Ce tableau... Ce couple...
Elle avait tempêté, vociféré mais, au fond, elle sentait bien que le problème était ailleurs. Elle sentait bien que cette petite gorgone qui s'était installée au creux de son ventre ne se satisfaisait pas de cette sortie. Elle ne s'apaisait pas. Elle continuait à tourner insidieusement.
Et puis les larmes étaient enfin venues, irrépressibles et salvatrices...
Ce n'était pas la colère, c'était le doute et la douleur...
Elle ne savait ni pourquoi la bête s'était nichée là, ni comment l'en déloger mais elle était là et elle ne pouvait plus l'ignorer.
Il assistait à ce déballage, subissait les assauts, ne savait plus comment prendre les choses.
Par moments, il avait envie de toute envoyer balader.
A sa mesure, il essayait de faire des efforts alors qu'il ne rêvait que de se glisser dans le confort d'une relation établie et sereine.
Il préférait ne rien dire de peur de la blesser. Elle préférait se risquer à dire et à égratigner de peur que le silence ne gangrène la blessure.
Il craignait le conflit qui trouble et chamboule et la lassitude qui peut en découler. Elle craignait l'absence de discussion (même si elle devait être conflictuelle) quand on n'arrive plus à communiquer, à extraire le grain de sable de l'engrenage avant qu'il ne casse le système entier.
Il était sûr de lui et l'avait montré, cela suffisait, c'était pourtant simple et elle devait bien savoir, comprendre les sous-entendus, les non-dits. Elle se sentait accablée par ce qu'elle prenait pour de l'indifférence.
Elle avait conscience de son humeur changeante et des difficultés que cela engendrait. Il ne savait pas comment gérer ces changements intempestifs alors il préférait attendre de reconnaître un comportement moins "dangereux" pour reprendre la communication.
Elle avait une peur viscérale de retrouver l'indifférence des années passées où chacun n'était plus que transparence pour l'autre. Il craignait la trahison, le coup de Jarnac, encore.
Elle attendait le geste, les paroles qui prouveraient, qui rassureraient. Il prenait cette attente, ce non-geste de sa part pour de l'indifférence, pour une punition à son encontre, une défiance.
A ce moment là, alors qu'elle se répandait sous les coups répétés de ses peurs, de ses doutes, il sentit instinctivement que, même si c'était douloureux, même s'il n'avait rien à se reprocher ou à se faire pardonner, il fallait qu'il la prenne dans ses bras, qu'il la serre en tenant son visage contre le sien, qu'il la rassure comme un enfant réveillé par un cauchemar, en pleine nuit.

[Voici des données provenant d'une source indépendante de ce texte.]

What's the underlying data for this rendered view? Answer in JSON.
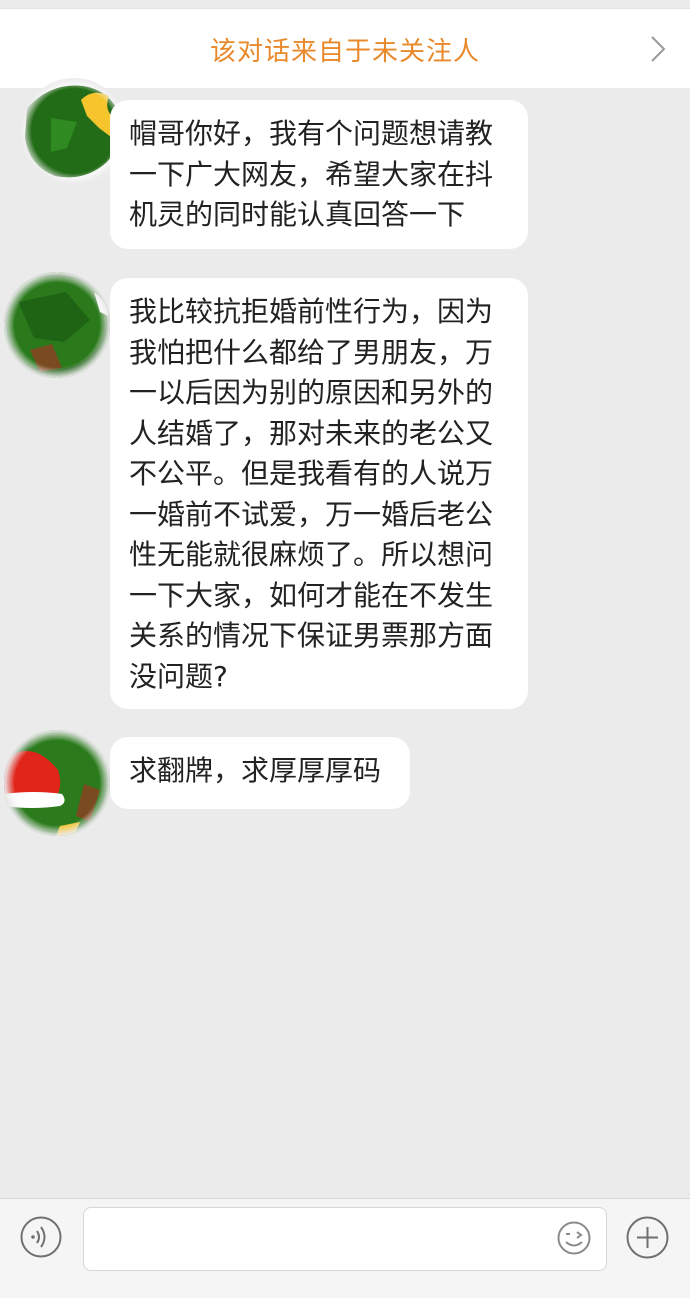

Il se sentait heurté par toutes les émotions qu'elle lui livrait et qu'il ne comprenait pas forcément car dénuées de sa logique cartésienne.
Elle avait besoin de cet enlacement, de s'abandonner contre lui et qu'il lui dise qu'elle était toujours précieuse à ses yeux.
Elle sentait qu'il lui insufflait sa force de même que, le jour où il serait en état de "faiblesse", de manque de confiance, elle pourrait, à son tour, lui transmettre la force de son soutien.
D'ailleurs, à ce moment là, il aurait peut-être, lui aussi, eu besoin d'un geste ou d'une parole particulière mais il ne dit rien et elle le serra contre elle en espérant qu'elle répondait ainsi à ses attentes.
Leur étreinte était forte, tendre et passionnée.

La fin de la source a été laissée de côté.